Writing down your thoughts, analyzing “what-if” scenarios, and documenting your decisions on any of these topics can take a number of pages. A one-page summary with your final decisions, supported by 50 pages of all kinds of appendices with figures, charts, etc., can hardly be called a one-page business plan.
Thorough business planning is not a “fill-in-the-blanks” exercise using a business plan template downloaded from the web. Sure, you’ll end up with some kind of document. But will it pass the scrutiny of a serious investor, potential business partner, or bank executive?

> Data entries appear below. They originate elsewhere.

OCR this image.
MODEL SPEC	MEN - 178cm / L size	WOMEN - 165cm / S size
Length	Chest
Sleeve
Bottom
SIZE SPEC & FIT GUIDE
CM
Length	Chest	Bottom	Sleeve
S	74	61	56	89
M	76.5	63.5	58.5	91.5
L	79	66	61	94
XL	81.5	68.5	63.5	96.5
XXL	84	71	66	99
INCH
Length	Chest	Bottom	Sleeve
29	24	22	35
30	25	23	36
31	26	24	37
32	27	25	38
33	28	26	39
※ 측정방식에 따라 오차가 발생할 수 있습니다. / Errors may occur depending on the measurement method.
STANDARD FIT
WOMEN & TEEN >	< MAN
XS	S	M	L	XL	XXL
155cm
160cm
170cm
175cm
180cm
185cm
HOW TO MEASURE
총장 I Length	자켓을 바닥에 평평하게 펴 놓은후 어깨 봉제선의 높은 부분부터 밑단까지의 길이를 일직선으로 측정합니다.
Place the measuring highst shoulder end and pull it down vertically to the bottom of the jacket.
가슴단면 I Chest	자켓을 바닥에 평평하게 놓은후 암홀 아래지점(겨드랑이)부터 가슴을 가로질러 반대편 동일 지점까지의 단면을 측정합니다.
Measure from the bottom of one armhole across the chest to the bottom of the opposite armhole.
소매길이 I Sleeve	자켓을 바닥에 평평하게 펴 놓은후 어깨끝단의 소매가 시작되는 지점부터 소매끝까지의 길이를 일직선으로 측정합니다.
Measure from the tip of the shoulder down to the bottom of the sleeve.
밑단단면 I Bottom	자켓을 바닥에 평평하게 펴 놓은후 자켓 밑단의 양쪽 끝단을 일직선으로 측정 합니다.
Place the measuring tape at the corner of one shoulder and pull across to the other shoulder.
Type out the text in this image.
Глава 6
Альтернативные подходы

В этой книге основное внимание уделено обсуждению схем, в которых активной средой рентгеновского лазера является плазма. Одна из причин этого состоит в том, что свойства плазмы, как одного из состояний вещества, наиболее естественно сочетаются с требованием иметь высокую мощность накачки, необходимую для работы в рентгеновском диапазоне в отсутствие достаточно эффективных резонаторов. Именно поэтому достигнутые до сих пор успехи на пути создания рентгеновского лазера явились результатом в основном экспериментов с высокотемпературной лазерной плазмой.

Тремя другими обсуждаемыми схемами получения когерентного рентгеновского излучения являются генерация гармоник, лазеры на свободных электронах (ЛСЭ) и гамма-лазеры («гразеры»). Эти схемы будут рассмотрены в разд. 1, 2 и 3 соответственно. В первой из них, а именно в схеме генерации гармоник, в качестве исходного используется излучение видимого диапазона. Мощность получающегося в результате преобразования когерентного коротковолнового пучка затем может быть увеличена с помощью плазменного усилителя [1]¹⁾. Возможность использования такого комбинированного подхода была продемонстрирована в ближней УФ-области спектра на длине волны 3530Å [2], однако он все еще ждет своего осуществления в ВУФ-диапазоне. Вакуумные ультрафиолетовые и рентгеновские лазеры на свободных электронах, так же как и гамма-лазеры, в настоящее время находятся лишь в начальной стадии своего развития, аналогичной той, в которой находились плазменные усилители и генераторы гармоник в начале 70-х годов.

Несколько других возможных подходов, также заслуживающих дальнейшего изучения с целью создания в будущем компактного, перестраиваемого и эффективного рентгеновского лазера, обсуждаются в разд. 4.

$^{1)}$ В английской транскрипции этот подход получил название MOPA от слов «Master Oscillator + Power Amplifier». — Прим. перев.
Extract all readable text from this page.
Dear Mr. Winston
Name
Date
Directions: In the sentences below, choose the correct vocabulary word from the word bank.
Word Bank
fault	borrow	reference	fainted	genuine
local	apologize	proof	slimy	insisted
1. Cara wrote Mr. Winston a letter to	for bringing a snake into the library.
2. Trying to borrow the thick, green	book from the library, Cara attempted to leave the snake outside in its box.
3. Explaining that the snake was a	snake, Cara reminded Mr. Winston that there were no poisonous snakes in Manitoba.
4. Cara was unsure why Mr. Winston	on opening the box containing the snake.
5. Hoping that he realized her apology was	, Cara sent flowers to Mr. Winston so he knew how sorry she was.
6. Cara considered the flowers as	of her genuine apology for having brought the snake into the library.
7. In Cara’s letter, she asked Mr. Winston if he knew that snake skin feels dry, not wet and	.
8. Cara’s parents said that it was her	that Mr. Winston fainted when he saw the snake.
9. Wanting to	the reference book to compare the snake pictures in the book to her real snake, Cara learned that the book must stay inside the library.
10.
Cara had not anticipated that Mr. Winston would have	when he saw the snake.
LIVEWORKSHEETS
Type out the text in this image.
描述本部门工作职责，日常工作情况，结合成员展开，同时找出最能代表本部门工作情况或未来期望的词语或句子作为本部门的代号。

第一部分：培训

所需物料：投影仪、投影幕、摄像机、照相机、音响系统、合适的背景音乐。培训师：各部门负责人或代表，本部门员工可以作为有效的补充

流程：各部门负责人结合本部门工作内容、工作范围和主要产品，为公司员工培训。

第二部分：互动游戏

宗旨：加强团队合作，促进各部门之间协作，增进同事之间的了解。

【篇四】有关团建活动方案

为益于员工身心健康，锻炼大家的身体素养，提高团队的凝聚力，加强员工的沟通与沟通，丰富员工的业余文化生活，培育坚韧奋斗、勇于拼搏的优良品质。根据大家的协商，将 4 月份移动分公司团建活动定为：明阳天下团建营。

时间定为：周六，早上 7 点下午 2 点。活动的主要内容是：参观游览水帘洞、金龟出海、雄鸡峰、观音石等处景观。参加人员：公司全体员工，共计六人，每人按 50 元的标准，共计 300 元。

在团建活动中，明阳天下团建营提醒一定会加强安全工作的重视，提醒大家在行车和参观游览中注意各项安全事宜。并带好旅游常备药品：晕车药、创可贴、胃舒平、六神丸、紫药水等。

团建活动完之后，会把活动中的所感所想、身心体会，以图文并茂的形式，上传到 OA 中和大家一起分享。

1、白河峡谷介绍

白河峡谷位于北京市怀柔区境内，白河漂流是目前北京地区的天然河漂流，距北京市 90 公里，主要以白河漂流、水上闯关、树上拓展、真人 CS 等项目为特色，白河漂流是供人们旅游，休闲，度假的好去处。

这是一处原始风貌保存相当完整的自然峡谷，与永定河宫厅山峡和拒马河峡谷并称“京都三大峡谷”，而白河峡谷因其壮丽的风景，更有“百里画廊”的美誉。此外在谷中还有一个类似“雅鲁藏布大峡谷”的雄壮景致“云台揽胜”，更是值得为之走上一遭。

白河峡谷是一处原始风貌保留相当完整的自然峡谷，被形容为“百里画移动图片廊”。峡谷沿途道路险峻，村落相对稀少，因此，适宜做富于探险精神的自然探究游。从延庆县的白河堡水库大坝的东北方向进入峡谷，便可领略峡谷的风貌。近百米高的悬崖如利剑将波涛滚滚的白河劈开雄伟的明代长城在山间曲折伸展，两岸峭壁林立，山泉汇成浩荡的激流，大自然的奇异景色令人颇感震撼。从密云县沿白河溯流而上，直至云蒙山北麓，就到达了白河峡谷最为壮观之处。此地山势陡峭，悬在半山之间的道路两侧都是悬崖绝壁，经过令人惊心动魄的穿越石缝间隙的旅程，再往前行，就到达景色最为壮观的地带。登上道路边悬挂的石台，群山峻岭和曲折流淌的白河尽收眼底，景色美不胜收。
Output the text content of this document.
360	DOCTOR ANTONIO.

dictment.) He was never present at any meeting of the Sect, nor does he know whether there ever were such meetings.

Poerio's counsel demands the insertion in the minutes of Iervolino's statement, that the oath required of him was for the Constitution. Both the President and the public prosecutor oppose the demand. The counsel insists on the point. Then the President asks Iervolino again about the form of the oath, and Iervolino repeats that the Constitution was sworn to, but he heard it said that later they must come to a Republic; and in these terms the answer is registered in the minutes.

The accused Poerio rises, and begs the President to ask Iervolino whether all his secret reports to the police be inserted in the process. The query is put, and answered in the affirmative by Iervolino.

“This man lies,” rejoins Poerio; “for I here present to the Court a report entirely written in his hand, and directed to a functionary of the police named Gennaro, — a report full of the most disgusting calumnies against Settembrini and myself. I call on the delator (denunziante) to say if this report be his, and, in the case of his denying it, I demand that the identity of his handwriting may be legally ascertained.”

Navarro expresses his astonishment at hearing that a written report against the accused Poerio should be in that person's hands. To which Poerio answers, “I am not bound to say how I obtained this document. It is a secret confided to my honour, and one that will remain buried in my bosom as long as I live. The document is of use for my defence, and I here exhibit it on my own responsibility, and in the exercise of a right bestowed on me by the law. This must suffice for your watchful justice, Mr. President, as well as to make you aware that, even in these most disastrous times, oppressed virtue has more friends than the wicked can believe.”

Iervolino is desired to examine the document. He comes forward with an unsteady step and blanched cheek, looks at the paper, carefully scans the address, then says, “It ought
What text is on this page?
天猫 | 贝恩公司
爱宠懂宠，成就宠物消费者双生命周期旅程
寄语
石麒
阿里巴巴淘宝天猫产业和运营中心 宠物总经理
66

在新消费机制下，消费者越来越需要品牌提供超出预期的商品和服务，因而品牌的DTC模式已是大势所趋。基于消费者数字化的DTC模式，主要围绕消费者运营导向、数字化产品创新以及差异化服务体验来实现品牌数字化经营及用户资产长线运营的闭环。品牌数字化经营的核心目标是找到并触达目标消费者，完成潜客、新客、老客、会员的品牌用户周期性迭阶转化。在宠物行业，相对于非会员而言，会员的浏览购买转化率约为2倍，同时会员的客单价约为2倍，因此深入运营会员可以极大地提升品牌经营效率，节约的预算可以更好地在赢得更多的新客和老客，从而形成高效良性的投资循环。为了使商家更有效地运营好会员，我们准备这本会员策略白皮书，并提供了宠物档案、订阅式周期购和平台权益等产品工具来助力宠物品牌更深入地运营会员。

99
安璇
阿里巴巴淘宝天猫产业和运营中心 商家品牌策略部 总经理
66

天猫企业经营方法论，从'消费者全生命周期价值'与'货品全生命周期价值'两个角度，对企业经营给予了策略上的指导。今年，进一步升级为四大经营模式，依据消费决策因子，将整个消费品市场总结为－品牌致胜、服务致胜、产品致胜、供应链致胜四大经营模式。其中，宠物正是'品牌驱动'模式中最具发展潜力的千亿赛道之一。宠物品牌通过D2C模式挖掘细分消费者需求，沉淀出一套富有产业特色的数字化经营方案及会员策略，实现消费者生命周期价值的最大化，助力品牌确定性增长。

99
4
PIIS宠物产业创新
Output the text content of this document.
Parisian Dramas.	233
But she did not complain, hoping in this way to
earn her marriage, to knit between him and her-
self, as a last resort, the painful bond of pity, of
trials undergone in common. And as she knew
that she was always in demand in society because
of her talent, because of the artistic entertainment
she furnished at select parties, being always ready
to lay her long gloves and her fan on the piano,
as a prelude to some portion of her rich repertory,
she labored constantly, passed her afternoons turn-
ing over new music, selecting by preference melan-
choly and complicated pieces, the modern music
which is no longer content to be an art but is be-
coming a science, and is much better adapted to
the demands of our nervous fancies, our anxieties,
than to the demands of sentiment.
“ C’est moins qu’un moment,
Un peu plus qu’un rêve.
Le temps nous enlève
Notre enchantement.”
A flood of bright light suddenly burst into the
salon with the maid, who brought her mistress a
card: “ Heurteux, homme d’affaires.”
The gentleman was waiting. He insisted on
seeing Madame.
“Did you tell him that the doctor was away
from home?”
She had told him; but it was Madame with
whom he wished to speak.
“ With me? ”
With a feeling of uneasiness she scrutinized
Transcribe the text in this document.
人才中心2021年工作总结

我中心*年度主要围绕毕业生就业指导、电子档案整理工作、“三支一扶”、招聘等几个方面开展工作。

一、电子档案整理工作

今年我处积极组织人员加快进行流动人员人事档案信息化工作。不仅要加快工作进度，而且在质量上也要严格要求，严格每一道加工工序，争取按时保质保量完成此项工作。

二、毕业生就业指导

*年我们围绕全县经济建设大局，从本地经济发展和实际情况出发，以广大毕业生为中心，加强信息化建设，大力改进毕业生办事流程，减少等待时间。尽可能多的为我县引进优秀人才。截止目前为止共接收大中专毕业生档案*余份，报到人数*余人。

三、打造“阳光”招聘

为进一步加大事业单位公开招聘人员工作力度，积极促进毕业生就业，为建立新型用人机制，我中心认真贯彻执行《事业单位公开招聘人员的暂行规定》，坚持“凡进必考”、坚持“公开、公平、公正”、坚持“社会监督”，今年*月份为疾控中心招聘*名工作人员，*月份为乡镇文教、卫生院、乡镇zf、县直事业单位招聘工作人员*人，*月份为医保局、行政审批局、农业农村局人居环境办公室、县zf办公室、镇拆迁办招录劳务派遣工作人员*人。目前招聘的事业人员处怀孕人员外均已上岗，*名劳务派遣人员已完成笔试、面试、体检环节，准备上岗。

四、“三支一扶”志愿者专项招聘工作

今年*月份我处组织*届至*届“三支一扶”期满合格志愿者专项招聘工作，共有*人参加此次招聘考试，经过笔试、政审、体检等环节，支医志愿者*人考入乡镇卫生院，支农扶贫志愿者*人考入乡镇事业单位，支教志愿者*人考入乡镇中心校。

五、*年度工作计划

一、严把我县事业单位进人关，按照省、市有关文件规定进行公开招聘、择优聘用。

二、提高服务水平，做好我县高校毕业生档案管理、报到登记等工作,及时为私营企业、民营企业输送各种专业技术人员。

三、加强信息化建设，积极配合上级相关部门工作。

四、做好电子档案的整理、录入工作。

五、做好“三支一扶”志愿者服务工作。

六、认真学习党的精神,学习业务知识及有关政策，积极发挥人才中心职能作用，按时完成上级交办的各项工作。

The one-page business plan template approach also implies that you can create a business plan in just a couple of hours. Even for a small business, you need to take the time to think through your capabilities, strengths and weaknesses, the competitive landscape, your differentiation, and so on. It will take a couple of iterations before you get it right. Good luck doing that on the back of a napkin.
As the saying goes, it’s all about the planning, not the plan.
Planning prepares you for the future
Will everything go according to the plan? Certainly not. However, going through the planning process forces you to think about all aspects of the business. You’ll be thinking about the future, taking different perspectives, evaluating “what-if” scenarios, and developing contingencies for what may go wrong.
Just to be clear, I’m most certainly not advocating that business planning should take a year and produce a 50-page “thesis”. That said though, taking shortcuts and fast-tracking the process will come back to haunt you. Bad planning can be worse than not doing it at all.
The most important aspect is the quality and depth of your thinking about the business venture and the key success factors. You need to conduct a thorough evaluation of what it’s going to take to give your firm the best possible start.
Obviously, you need to set clear targets for completing the business plan. Otherwise, you’ll go through endless tweaks and iterations. On the other hand, you want to give yourself the time to do it right. Go as fast as you can, but as slow as you have to in order to make the right decisions based on facts and hard data, not hunches or guesswork.
One-Page Business Plan? Don’t Think So!
That one-page business plan template approach? Doesn’t work, in my opinion. Good planning is just too important to rush through. Keep in mind, it’s your business we’re talking about.
So much for my two pennies. Looking forward to your comments.